When I was a teenager, I got a job as a lifeguard at a summer camp. When the counselors learned I liked art, my duties got expanded to teaching crafts to the "slow" kids. I guess it's all how you look at things, but I didn't think the kids were all that slow, but that was before half the kids were diagnosed with ADHD and given Ritalin. Maybe they weren't the best at school, but part of the problem was they really didn't like sitting still very long. They'd slap their projects together quickly, then look for trouble until I thought about the salamanders. After all, we were doing crafts at a picnic table in the woods.

I showed them how to look beneath rocks and rotten logs and sort through the leaves to find the squiggly little things, and taught them to hold the salamanders gently because they have delicate skin. The kids happily looked for bugs and grubs to feed them while the kids who liked doing crafts finished their projects. My class became their favorite, and the counselors ended up giving them to me through most of the summer. They were sweethearts.
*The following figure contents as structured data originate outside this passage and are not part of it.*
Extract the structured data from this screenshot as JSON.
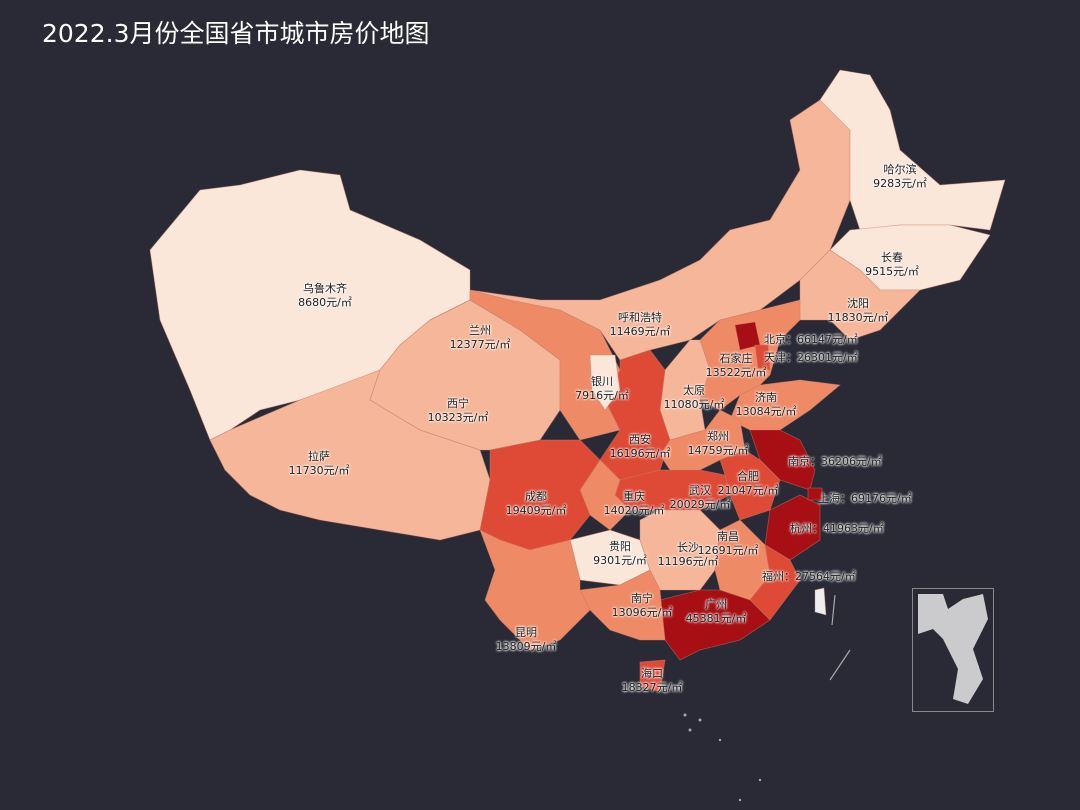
{
  "title": "2022.3月份全国省市城市房价地图",
  "unit": "元/㎡",
  "colors": {
    "background": "#2a2a36",
    "lowest": "#fbe6da",
    "low": "#f6b69a",
    "mid": "#ef8a67",
    "high": "#de4a36",
    "highest": "#a80f14"
  },
  "cities": [
    {
      "name": "哈尔滨",
      "price": "9283"
    },
    {
      "name": "长春",
      "price": "9515"
    },
    {
      "name": "沈阳",
      "price": "11830"
    },
    {
      "name": "乌鲁木齐",
      "price": "8680"
    },
    {
      "name": "呼和浩特",
      "price": "11469"
    },
    {
      "name": "兰州",
      "price": "12377"
    },
    {
      "name": "北京",
      "price": "66147"
    },
    {
      "name": "天津",
      "price": "26301"
    },
    {
      "name": "石家庄",
      "price": "13522"
    },
    {
      "name": "银川",
      "price": "7916"
    },
    {
      "name": "太原",
      "price": "11080"
    },
    {
      "name": "济南",
      "price": "13084"
    },
    {
      "name": "西宁",
      "price": "10323"
    },
    {
      "name": "西安",
      "price": "16196"
    },
    {
      "name": "郑州",
      "price": "14759"
    },
    {
      "name": "南京",
      "price": "36206"
    },
    {
      "name": "拉萨",
      "price": "11730"
    },
    {
      "name": "合肥",
      "price": "21047"
    },
    {
      "name": "成都",
      "price": "19409"
    },
    {
      "name": "重庆",
      "price": "14020"
    },
    {
      "name": "武汉",
      "price": "20029"
    },
    {
      "name": "上海",
      "price": "69176"
    },
    {
      "name": "杭州",
      "price": "41963"
    },
    {
      "name": "贵阳",
      "price": "9301"
    },
    {
      "name": "长沙",
      "price": "11196"
    },
    {
      "name": "南昌",
      "price": "12691"
    },
    {
      "name": "福州",
      "price": "27564"
    },
    {
      "name": "昆明",
      "price": "13809"
    },
    {
      "name": "南宁",
      "price": "13096"
    },
    {
      "name": "广州",
      "price": "45381"
    },
    {
      "name": "海口",
      "price": "18327"
    }
  ]
}
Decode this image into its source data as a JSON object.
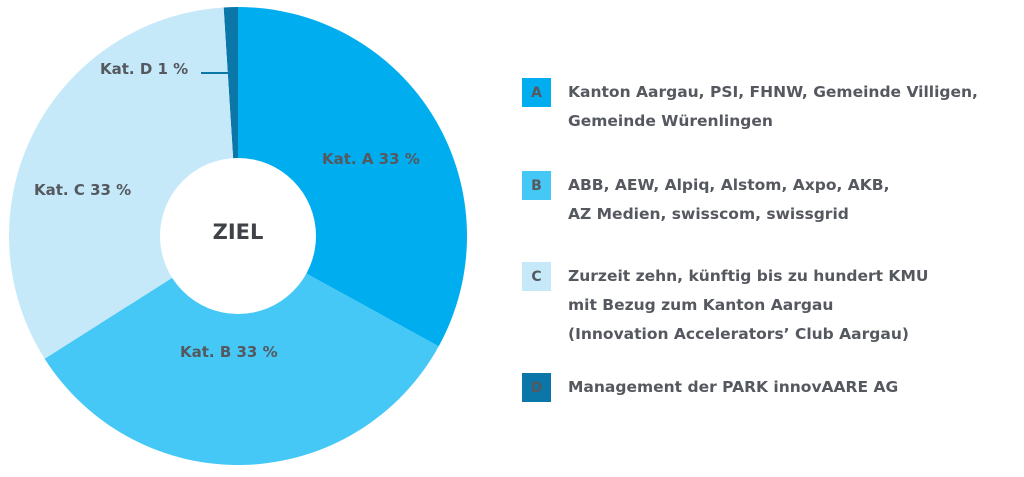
{
  "chart_data": {
    "type": "pie",
    "center_label": "ZIEL",
    "slices": [
      {
        "key": "A",
        "label": "Kat. A  33 %",
        "value": 33,
        "color": "#00aeef"
      },
      {
        "key": "B",
        "label": "Kat. B  33 %",
        "value": 33,
        "color": "#45c8f5"
      },
      {
        "key": "C",
        "label": "Kat. C  33 %",
        "value": 33,
        "color": "#c6e9fa"
      },
      {
        "key": "D",
        "label": "Kat. D  1 %",
        "value": 1,
        "color": "#0a77a8"
      }
    ],
    "legend": [
      {
        "badge": "A",
        "color": "#00aeef",
        "lines": [
          "Kanton Aargau, PSI, FHNW, Gemeinde Villigen,",
          "Gemeinde Würenlingen"
        ]
      },
      {
        "badge": "B",
        "color": "#45c8f5",
        "lines": [
          "ABB, AEW, Alpiq, Alstom, Axpo, AKB,",
          "AZ Medien, swisscom, swissgrid"
        ]
      },
      {
        "badge": "C",
        "color": "#c6e9fa",
        "lines": [
          "Zurzeit zehn, künftig bis zu hundert KMU",
          "mit Bezug zum Kanton Aargau",
          "(Innovation Accelerators’ Club Aargau)"
        ]
      },
      {
        "badge": "D",
        "color": "#0a77a8",
        "lines": [
          "Management der PARK innovAARE AG"
        ]
      }
    ]
  }
}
There was more to the job because we were also trying to get "retarded" adults out of an institution and into group homes by teaching them basic skills. I was to teach them water safety. That's a story in itself because they really didn't get the concept. Also, about half of them weighed about half a ton each, and if they decided to walk on the bottom of the pool in the deep end, I was the one who had to get them out. But even with the scares they gave me, the adults were sweethearts too. I racked up a lot of love that summer!

The picture is wax pencil on coquille board. And yes, I know the terms I used aren't PC any more. I wrote this in context of the times and say "developmentally delayed" now.